“Sing, O barren,
You who have not borne!
Break forth into singing and cry aloud,
You who have not labored with child!
For more are the children of the desolate
Than the children of the married women,
says the Lord.” IS 54:1
Scripture is full of paradoxes. The poor are made rich, the weak strong, the humble lifted up. In reading the Word, we are continually confronted with real life stories of situations which are downright shocking. Seas and rivers part. City Walls fall flat. Donkeys talk. Magi from distant lands travel for months following a star representing the arrival of a long awaited Lord and King, only to find him wrapped in strips of cloth, a baby bedded in an animal’s feeding trough.
Likewise, we see outcomes to stories which are phenomenal, seemingly scripted; and yet they are as real as any of the stories ever written. We see a man, a foreigner, imprisoned in a dungeon who, in the short span of a day, rose to become the Prime Minister over a powerful Kingdom. We see a man who faced hanging on a massive, 25 meter high gallows only to have the tables turn on the very man plotting his execution hung upon it instead. We see an “army” of 300 men without any weapons, each blowing a trumpet and holding a torch, defeating an entire nation’s army who were arrayed against them. We see a man stripped naked, crucified and buried only to rise again from the dead on the third day. We must be careful not to read these things as fiction—fanciful stories made for entertainment and embellished to attract more readers or forward a narrative to give people false hope.

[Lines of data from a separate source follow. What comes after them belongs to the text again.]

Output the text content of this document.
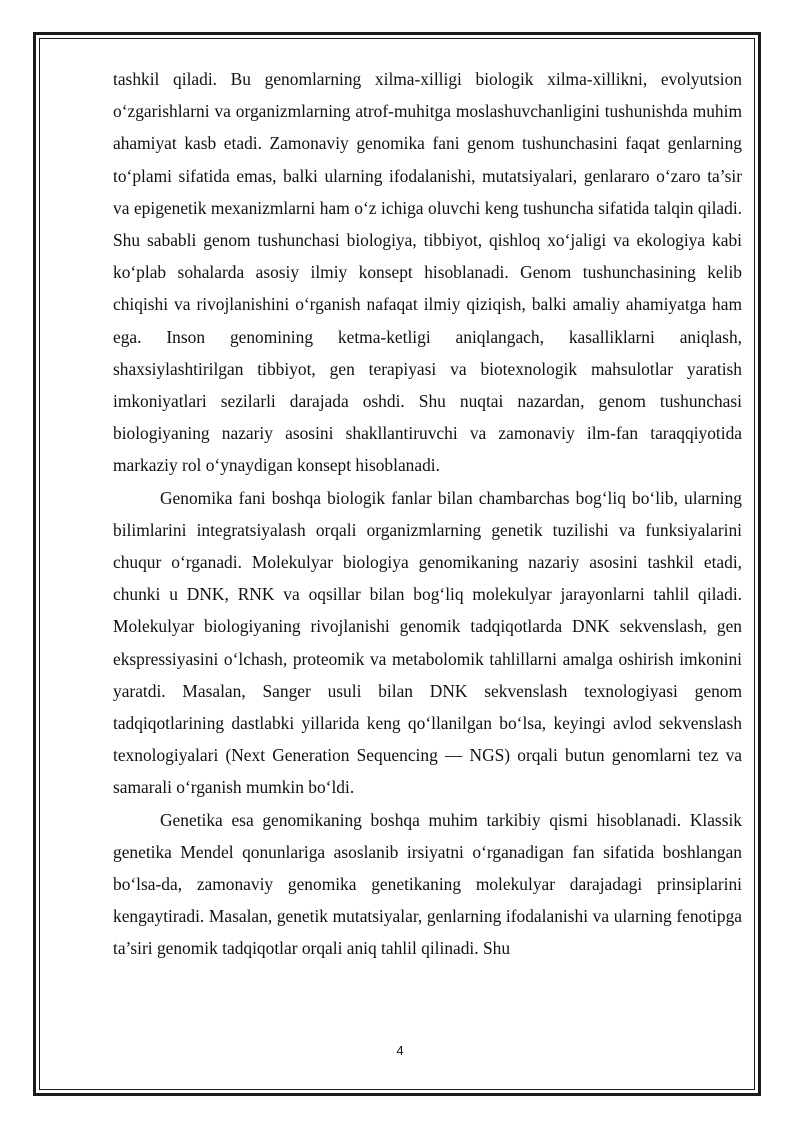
tashkil qiladi. Bu genomlarning xilma-xilligi biologik xilma-xillikni, evolyutsion o‘zgarishlarni va organizmlarning atrof-muhitga moslashuvchanligini tushunishda muhim ahamiyat kasb etadi. Zamonaviy genomika fani genom tushunchasini faqat genlarning to‘plami sifatida emas, balki ularning ifodalanishi, mutatsiyalari, genlararo o‘zaro ta’sir va epigenetik mexanizmlarni ham o‘z ichiga oluvchi keng tushuncha sifatida talqin qiladi. Shu sababli genom tushunchasi biologiya, tibbiyot, qishloq xo‘jaligi va ekologiya kabi ko‘plab sohalarda asosiy ilmiy konsept hisoblanadi. Genom tushunchasining kelib chiqishi va rivojlanishini o‘rganish nafaqat ilmiy qiziqish, balki amaliy ahamiyatga ham ega. Inson genomining ketma-ketligi aniqlangach, kasalliklarni aniqlash, shaxsiylashtirilgan tibbiyot, gen terapiyasi va biotexnologik mahsulotlar yaratish imkoniyatlari sezilarli darajada oshdi. Shu nuqtai nazardan, genom tushunchasi biologiyaning nazariy asosini shakllantiruvchi va zamonaviy ilm-fan taraqqiyotida markaziy rol o‘ynaydigan konsept hisoblanadi.

Genomika fani boshqa biologik fanlar bilan chambarchas bog‘liq bo‘lib, ularning bilimlarini integratsiyalash orqali organizmlarning genetik tuzilishi va funksiyalarini chuqur o‘rganadi. Molekulyar biologiya genomikaning nazariy asosini tashkil etadi, chunki u DNK, RNK va oqsillar bilan bog‘liq molekulyar jarayonlarni tahlil qiladi. Molekulyar biologiyaning rivojlanishi genomik tadqiqotlarda DNK sekvenslash, gen ekspressiyasini o‘lchash, proteomik va metabolomik tahlillarni amalga oshirish imkonini yaratdi. Masalan, Sanger usuli bilan DNK sekvenslash texnologiyasi genom tadqiqotlarining dastlabki yillarida keng qo‘llanilgan bo‘lsa, keyingi avlod sekvenslash texnologiyalari (Next Generation Sequencing — NGS) orqali butun genomlarni tez va samarali o‘rganish mumkin bo‘ldi.

Genetika esa genomikaning boshqa muhim tarkibiy qismi hisoblanadi. Klassik genetika Mendel qonunlariga asoslanib irsiyatni o‘rganadigan fan sifatida boshlangan bo‘lsa-da, zamonaviy genomika genetikaning molekulyar darajadagi prinsiplarini kengaytiradi. Masalan, genetik mutatsiyalar, genlarning ifodalanishi va ularning fenotipga ta’siri genomik tadqiqotlar orqali aniq tahlil qilinadi. Shu

4
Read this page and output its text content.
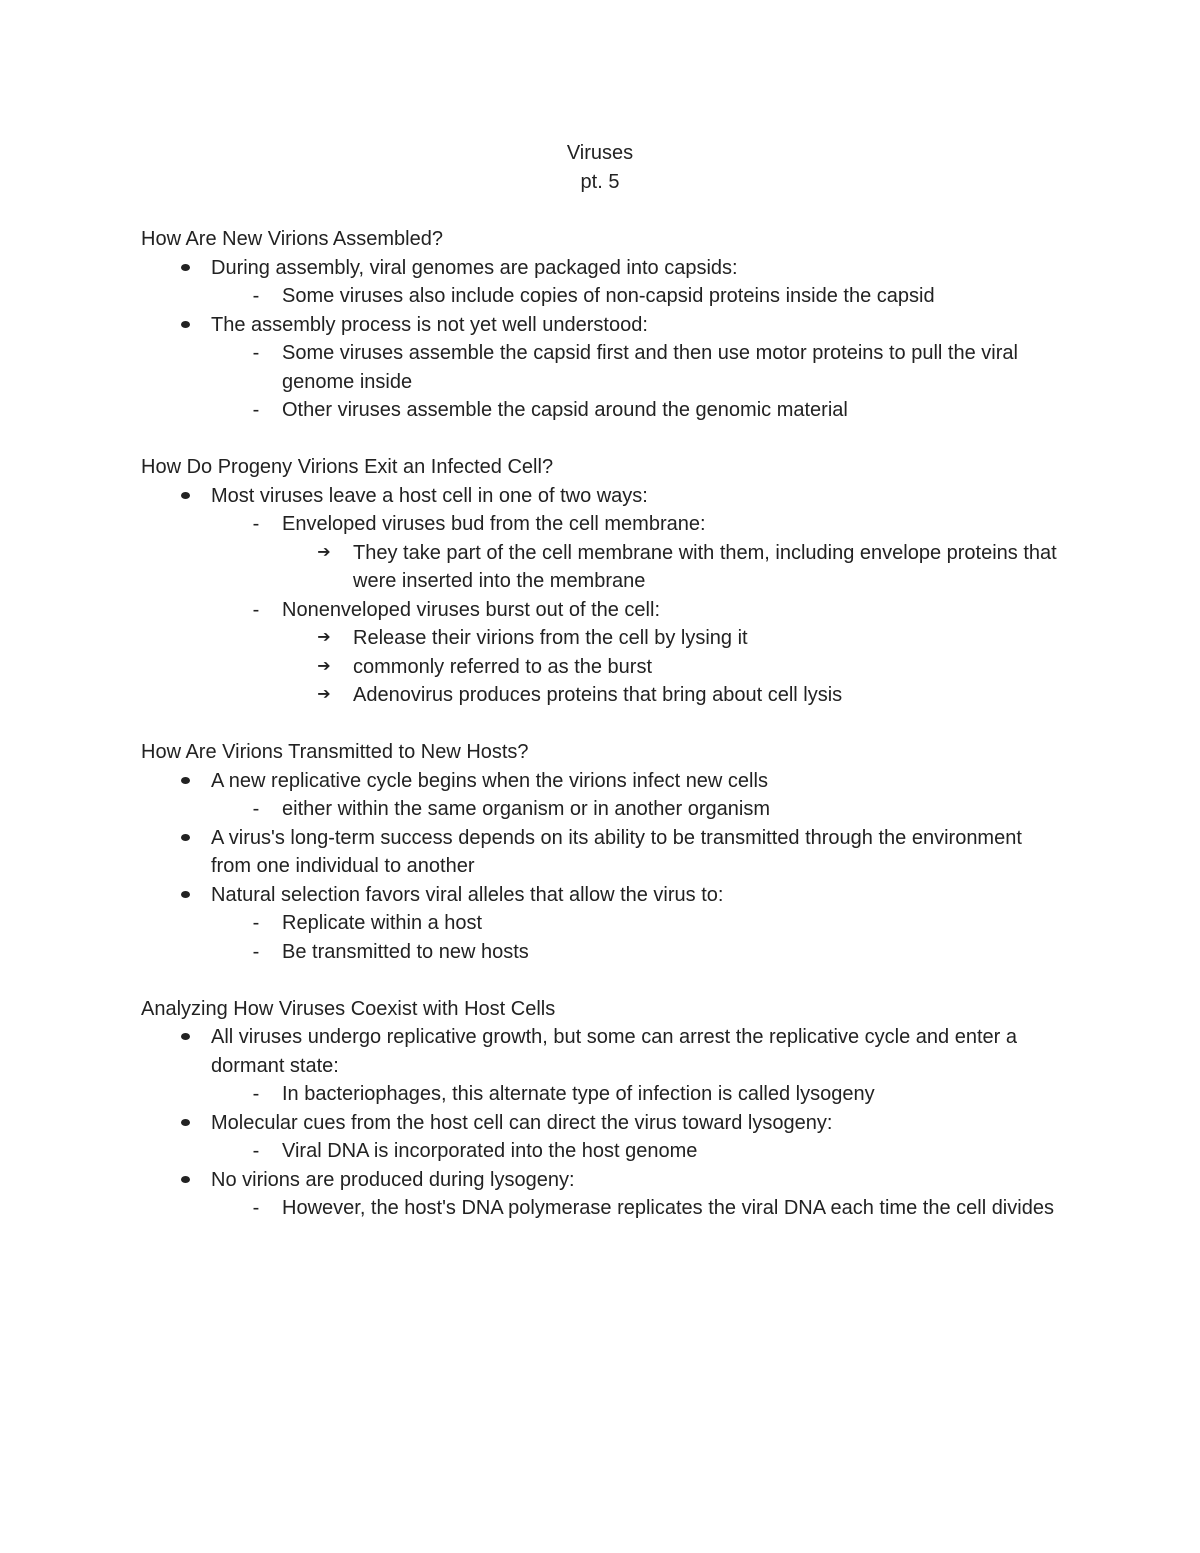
Viruses
pt. 5
How Are New Virions Assembled?
During assembly, viral genomes are packaged into capsids:
-	Some viruses also include copies of non-capsid proteins inside the capsid
The assembly process is not yet well understood:
-	Some viruses assemble the capsid first and then use motor proteins to pull the viral genome inside
-	Other viruses assemble the capsid around the genomic material
How Do Progeny Virions Exit an Infected Cell?
Most viruses leave a host cell in one of two ways:
-	Enveloped viruses bud from the cell membrane:
➔ They take part of the cell membrane with them, including envelope proteins that were inserted into the membrane
-	Nonenveloped viruses burst out of the cell:
➔ Release their virions from the cell by lysing it
➔ commonly referred to as the burst
➔ Adenovirus produces proteins that bring about cell lysis
How Are Virions Transmitted to New Hosts?
A new replicative cycle begins when the virions infect new cells
-	either within the same organism or in another organism
A virus's long-term success depends on its ability to be transmitted through the environment from one individual to another
Natural selection favors viral alleles that allow the virus to:
-	Replicate within a host
-	Be transmitted to new hosts
Analyzing How Viruses Coexist with Host Cells
All viruses undergo replicative growth, but some can arrest the replicative cycle and enter a dormant state:
-	In bacteriophages, this alternate type of infection is called lysogeny
Molecular cues from the host cell can direct the virus toward lysogeny:
-	Viral DNA is incorporated into the host genome
No virions are produced during lysogeny:
-	However, the host's DNA polymerase replicates the viral DNA each time the cell divides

These things really happened. They are 100% true, and trustworthy. God would not allow even the smell of a lie to be recorded in His Word. Our God did these things. He is altogether awesome, and these stories are on full display to convince us that He is incomparably wonderful, capable, and faithful. Amen.
And so we come to the words of the prophet Isaiah. A barren woman is told to sing. A lady who has unsuccessfully attempted to get pregnant for years is told she is going to have more children than a woman who has already conceived—that in fact she is going to have such a tribe of them that she better get busy adding numerous rooms and gathering a lot of furnishings to accommodate an abundance of boys and girls. If we didn’t have all these other stories to look back on, we might think he is just being a masterful poet, using hyperbole and metaphor to concoct a message to dazzle his readers. But Isaiah did not play his prophetic fiddle to make the children of Israel dance. His words so angered them that they conclusively sawed him in two! This was not about being creative or politically correct. He was stating something startlingly TRUE, yet paradoxical, that situations which appear impossibly bleak and depressing are routinely recreated to brilliantly billboard God’s redemption, power, and love. Promises long shredded and filed away in the dustbin by this desperate woman were about to be recovered, restored, and fulfilled.
Naturally speaking, the progressive realization one was barren was a most painful, disheartening and pandemic-sized diagnoses. More than a physical malady, being unable to bear children meant that Shame, Rejection, Guilt, Fear, and Dashed Dreams would be one’s lifelong companions. The flood of negative emotions that oppressed a woman in ancient times as she faced this bitter truth would reverberate condemnation like the blow of a Judge’s gavel. The woman is the mirror was bereft, stricken, cursed. Family gatherings became a cacophony of whispers from kinfolk. The shifting eyes or passer-bys, the huddled women in the markets, the ever more frequent pointing of a crooked, careless finger. The awareness that her husband was on the lookout for her replacement, someone to give him pleasure, empowering him to produce offspring and build a legacy.
And yet the Lord says, “Sing!” Lift up your song of praise. Cry aloud your hymns of thanksgiving and adoration. This simple yet profound act of of faith is the first and most crucial step in unlocking Hope’s promises. Once one is pregnant with Heaven’s implanted Word, babies are not far behind. Out of intolerable travail a holy assurance is fantastically birthed and a confession sired: my season of barrenness has been preparing me for barn-filled years of bounty. God never answers us with a period. He surrounds his delivered ones with shouts of joy!!! Whatever He touches is healed and prospers. Whatsoever He blesses multiplies. His Spirit never comes in drops; He is poured.
“More are the children of the desolate”. As the scourge of your own season of barrenness sunsets, kiss Shame and her companions good-bye. It’s time streeeetch your curtains wide and expand your tent aggressively to the right and to the left. Those who overcome desolation are the very ones God assigns to “make the desolate cities inhabited” (v.3). Such is the power of your redemption you will “forget the shame of our youth and will not remember the reproach of our widowhood anymore” (v.4) Such is beautiful stories the world witnesses whenever barren ones begin to sing.
“For a mere moment I have forsaken you,
But with great mercies I will gather you.
With a little wrath I hid my face from you for a moment
But with everlasting kindness I will have mercy on you.